“Did You Ever Have a Family” appeared on the Man Booker longlist of prize candidates for 2015. It did not make it to the shortlist. (The winner from the shortlist will be announced October 13.) This beguiling novel is now among the longlist of nominees for the National Book Award in fiction. (The shortlist will be announced October 14.) I provide this information simply to showcase the attention the book is getting from this season’s major literature awards.
I recently recorded the following review of “Did You Ever Have a Family” for broadcast on WOSU 89.7 fm.
Mid-way through Bill Clegg’s debut novel, his main character June Reid, a divorced mother in her 50’s, poses the question that is the book’s title. She asks it out of fatigued exasperation, weeping on a log in the woods outside her house in Wells, Connecticut, speaking to the sister of her daughter’s fiancé. Did you ever have a family? It’s an odd question because — of course Pru has a family. Her brother Will is marrying June’s daughter Lolly — and Pru’s parents are flying in the next day for the wedding.
What Clegg frames for emphasis here is June’s despair over the conflict between herself and Lolly. They haven’t gotten along since the divorce, and now June doesn’t want her ex-husband sleeping at the house the night before the wedding, but Lolly insists.
Ultimately, this deeply felt story is about bearing up through tragedy, but by taking this question for the book’s title, Clegg wants to draw us to that moment in the woods as if to say, no matter the state of a family, if you lose it, you lose everything, and June loses everything. The night before the wedding, her house explodes from a gas leak. The wedding couple, June’s ex-husband and her boyfriend Luke die in the blast. Why June is alive is one of the questions pushing forward the narrative, along with the larger question of why the gas leak occurred.
Clegg deftly uses a handful of character viewpoints in dedicated chapters to tell the story. There’s the wedding florist and caterer, the father of the groom and owners of a motel on the Pacific Ocean where Will and Lolly once stayed. June leaves Connecticut and settles at the motel. She abandons Lydia, the mother of Luke whom gossips speculate caused the catastrophe. Lydia, for comfort, clings to the attention of a persistent, flirtatious phone solicitor.

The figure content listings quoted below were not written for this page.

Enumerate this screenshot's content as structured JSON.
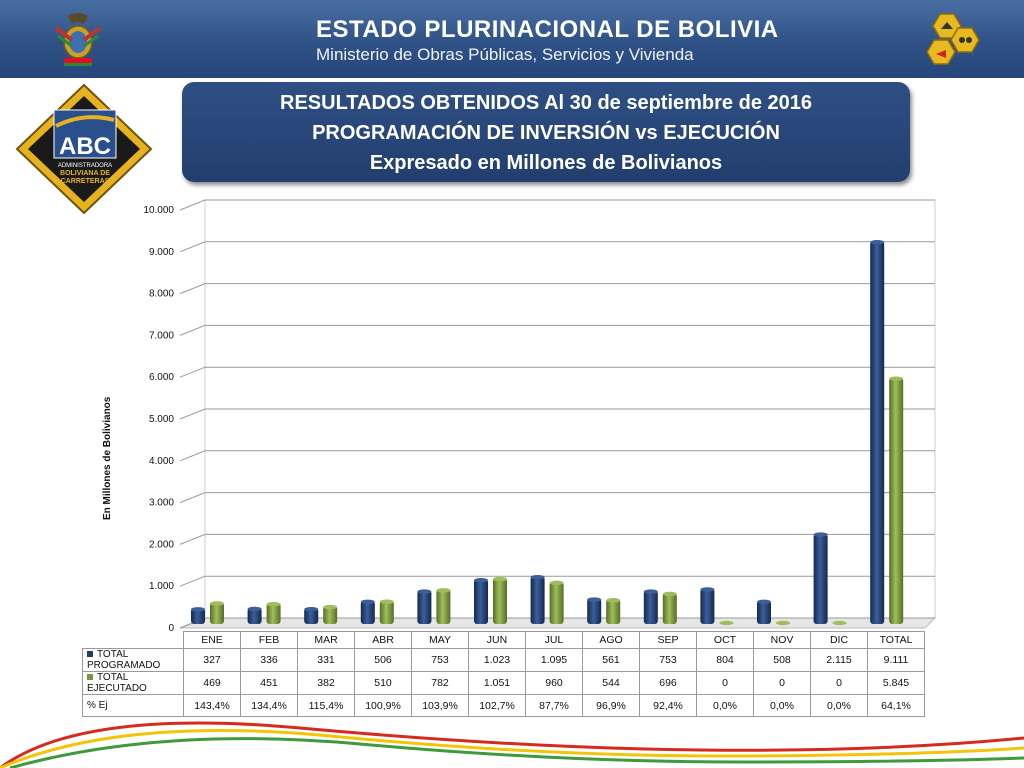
{
  "header": {
    "title": "ESTADO PLURINACIONAL DE BOLIVIA",
    "subtitle": "Ministerio de Obras Públicas, Servicios y Vivienda"
  },
  "abc_logo": {
    "text": "ABC",
    "caption_1": "ADMINISTRADORA",
    "caption_2": "BOLIVIANA DE",
    "caption_3": "CARRETERAS"
  },
  "title_box": {
    "line1": "RESULTADOS OBTENIDOS Al 30 de septiembre de 2016",
    "line2": "PROGRAMACIÓN DE INVERSIÓN vs EJECUCIÓN",
    "line3": "Expresado en Millones de Bolivianos"
  },
  "colors": {
    "programado": "#1f3d6e",
    "ejecutado": "#77963b",
    "banner": "#2f5286",
    "gold": "#d9a825"
  },
  "chart_data": {
    "type": "bar",
    "ylabel": "En Millones de Bolivianos",
    "ylim": [
      0,
      10000
    ],
    "yticks": [
      "0",
      "1.000",
      "2.000",
      "3.000",
      "4.000",
      "5.000",
      "6.000",
      "7.000",
      "8.000",
      "9.000",
      "10.000"
    ],
    "categories": [
      "ENE",
      "FEB",
      "MAR",
      "ABR",
      "MAY",
      "JUN",
      "JUL",
      "AGO",
      "SEP",
      "OCT",
      "NOV",
      "DIC",
      "TOTAL"
    ],
    "grid": true,
    "series": [
      {
        "name": "TOTAL PROGRAMADO",
        "name_line1": "TOTAL",
        "name_line2": "PROGRAMADO",
        "values": [
          327,
          336,
          331,
          506,
          753,
          1023,
          1095,
          561,
          753,
          804,
          508,
          2115,
          9111
        ],
        "labels": [
          "327",
          "336",
          "331",
          "506",
          "753",
          "1.023",
          "1.095",
          "561",
          "753",
          "804",
          "508",
          "2.115",
          "9.111"
        ]
      },
      {
        "name": "TOTAL EJECUTADO",
        "name_line1": "TOTAL",
        "name_line2": "EJECUTADO",
        "values": [
          469,
          451,
          382,
          510,
          782,
          1051,
          960,
          544,
          696,
          0,
          0,
          0,
          5845
        ],
        "labels": [
          "469",
          "451",
          "382",
          "510",
          "782",
          "1.051",
          "960",
          "544",
          "696",
          "0",
          "0",
          "0",
          "5.845"
        ]
      }
    ],
    "pct_label": "% Ej",
    "pct": [
      "143,4%",
      "134,4%",
      "115,4%",
      "100,9%",
      "103,9%",
      "102,7%",
      "87,7%",
      "96,9%",
      "92,4%",
      "0,0%",
      "0,0%",
      "0,0%",
      "64,1%"
    ]
  }
}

Each character’s offering is compulsively readable as Clegg progressively connects the players not just through heartbreak but also secrets and regrets from the past. The story isn’t as much melancholy as poignant, illustrating the classic truth that disasters make us see what we can lose. It’s also redemptive, as Clegg enlightens June and Lydia in truth and hope. “All we can do is play our parts and keep each other company,” one character says in the end, providing simple wisdom for daily purpose.